The company said that it wasn’t “sustainable” to keep mentioning these observances, but commenters accused Google of removing them in response to the recent right-wing pressure campaign against “diversity” efforts.
“Some years ago, the Calendar team started manually adding a broader set of cultural moments in a wide number of countries around the world,” Google spokesperson Madison Cushman Veld wrote in a statement to The Verge. “We got feedback that some other events and countries were missing — and maintaining hundreds of moments manually and consistently globally wasn’t scalable or sustainable.”
Veld said that, in mid-2024, Google returned to showing only public holidays and national observances from timeanddate.com globally, while allowing users to manually add other important observances to their own personal calendars.

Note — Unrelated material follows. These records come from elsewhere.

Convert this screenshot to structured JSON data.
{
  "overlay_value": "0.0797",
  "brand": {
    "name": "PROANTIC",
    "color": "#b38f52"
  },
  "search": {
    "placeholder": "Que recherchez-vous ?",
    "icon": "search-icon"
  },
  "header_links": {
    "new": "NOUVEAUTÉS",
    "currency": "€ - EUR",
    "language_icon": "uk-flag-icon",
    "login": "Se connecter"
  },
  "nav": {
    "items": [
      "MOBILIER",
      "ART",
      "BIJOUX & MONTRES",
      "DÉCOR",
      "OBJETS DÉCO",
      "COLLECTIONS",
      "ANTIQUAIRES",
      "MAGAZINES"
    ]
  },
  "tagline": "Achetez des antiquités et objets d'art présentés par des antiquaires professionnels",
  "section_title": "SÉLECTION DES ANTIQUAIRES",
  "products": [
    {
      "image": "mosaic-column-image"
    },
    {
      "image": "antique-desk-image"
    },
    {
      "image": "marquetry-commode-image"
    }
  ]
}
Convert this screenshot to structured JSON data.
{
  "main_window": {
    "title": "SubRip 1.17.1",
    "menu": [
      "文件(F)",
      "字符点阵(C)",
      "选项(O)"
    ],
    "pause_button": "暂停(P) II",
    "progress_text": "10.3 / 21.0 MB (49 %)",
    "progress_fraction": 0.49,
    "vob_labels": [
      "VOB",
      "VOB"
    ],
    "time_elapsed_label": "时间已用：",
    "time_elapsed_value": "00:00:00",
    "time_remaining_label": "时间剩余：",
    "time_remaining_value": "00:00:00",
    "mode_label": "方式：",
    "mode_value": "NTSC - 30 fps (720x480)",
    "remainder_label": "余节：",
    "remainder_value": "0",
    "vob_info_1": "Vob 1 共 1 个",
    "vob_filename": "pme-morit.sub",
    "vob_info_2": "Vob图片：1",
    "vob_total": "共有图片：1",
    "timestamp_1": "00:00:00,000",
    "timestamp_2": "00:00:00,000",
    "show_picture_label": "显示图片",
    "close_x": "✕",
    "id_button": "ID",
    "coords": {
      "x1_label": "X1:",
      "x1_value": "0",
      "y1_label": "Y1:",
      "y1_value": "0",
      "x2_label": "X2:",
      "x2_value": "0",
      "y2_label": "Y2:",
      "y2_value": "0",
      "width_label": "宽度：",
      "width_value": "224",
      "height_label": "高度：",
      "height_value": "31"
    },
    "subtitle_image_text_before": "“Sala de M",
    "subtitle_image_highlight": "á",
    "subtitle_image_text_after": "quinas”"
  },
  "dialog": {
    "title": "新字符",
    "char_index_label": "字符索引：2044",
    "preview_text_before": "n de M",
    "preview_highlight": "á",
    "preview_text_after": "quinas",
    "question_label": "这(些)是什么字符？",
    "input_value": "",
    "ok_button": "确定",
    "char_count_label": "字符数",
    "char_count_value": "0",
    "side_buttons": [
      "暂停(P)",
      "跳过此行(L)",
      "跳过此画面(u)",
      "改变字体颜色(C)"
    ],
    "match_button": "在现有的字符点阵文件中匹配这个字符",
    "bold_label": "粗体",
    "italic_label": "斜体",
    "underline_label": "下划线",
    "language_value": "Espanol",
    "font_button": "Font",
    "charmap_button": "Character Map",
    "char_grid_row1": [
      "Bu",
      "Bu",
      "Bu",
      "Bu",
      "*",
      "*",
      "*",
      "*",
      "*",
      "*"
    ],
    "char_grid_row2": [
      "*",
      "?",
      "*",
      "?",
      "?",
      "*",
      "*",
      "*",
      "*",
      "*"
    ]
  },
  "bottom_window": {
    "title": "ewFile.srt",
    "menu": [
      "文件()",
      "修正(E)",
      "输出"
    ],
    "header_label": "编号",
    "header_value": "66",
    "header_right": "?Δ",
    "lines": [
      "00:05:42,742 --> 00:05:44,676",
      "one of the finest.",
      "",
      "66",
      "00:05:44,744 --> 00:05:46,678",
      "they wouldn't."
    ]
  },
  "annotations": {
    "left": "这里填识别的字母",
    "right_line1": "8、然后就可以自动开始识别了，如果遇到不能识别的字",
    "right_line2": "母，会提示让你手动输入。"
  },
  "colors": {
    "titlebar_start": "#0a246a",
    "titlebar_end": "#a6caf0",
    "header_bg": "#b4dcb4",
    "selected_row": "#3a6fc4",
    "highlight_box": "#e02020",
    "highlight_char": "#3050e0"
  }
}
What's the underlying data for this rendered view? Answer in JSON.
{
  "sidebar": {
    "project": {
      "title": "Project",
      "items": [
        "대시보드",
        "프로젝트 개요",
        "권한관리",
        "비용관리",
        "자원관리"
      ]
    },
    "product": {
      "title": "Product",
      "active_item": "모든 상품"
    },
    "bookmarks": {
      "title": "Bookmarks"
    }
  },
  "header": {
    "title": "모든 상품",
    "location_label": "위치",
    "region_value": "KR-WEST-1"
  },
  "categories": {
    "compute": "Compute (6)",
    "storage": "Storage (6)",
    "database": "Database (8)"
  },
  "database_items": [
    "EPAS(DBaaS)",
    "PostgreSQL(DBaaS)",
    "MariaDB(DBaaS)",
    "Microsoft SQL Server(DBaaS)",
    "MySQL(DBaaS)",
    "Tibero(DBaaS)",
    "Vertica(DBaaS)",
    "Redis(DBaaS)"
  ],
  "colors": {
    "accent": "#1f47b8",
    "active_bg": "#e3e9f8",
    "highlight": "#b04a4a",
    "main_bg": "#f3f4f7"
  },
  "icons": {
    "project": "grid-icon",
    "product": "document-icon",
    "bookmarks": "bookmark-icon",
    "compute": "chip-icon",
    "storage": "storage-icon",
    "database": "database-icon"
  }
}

Commenters on a Google support forum accused the tech giant of “kissing [President Donald Trump’s] butt,” and another called the removals an “embarrassing … example of the fast descent into fascism.”
“They are trying to erase anyone who isn’t a cis white male,” another commenter added.
The commenters were likely referring to Trump’s recent crusade against all diversity, equity, and inclusion (DEI) efforts. Attorney General Pam Bondi recently issued a memo instructing the Department of Justice to investigate companies with DEI initiatives “to end illegal discrimination and preferences.”
Labor law attorney Mark S. Spring noted that Bondi stated that “educational, cultural, or historical observances such as Black History Month … or similar events that celebrate diversity, recognize historical contributions, and promote awareness without engaging in exclusion or discrimination are permissible” under Bondi’s order.
Google recently removed mentions of its past DEI commitments from its annual report to the Securities and Exchange Commission and will end its goal of hiring applicants from historically underrepresented backgrounds, MSNBC reported.
Google is just one of numerous companies that have recently ended their DEI efforts, though data shows that consumers increasingly support companies that keep their DEI commitments.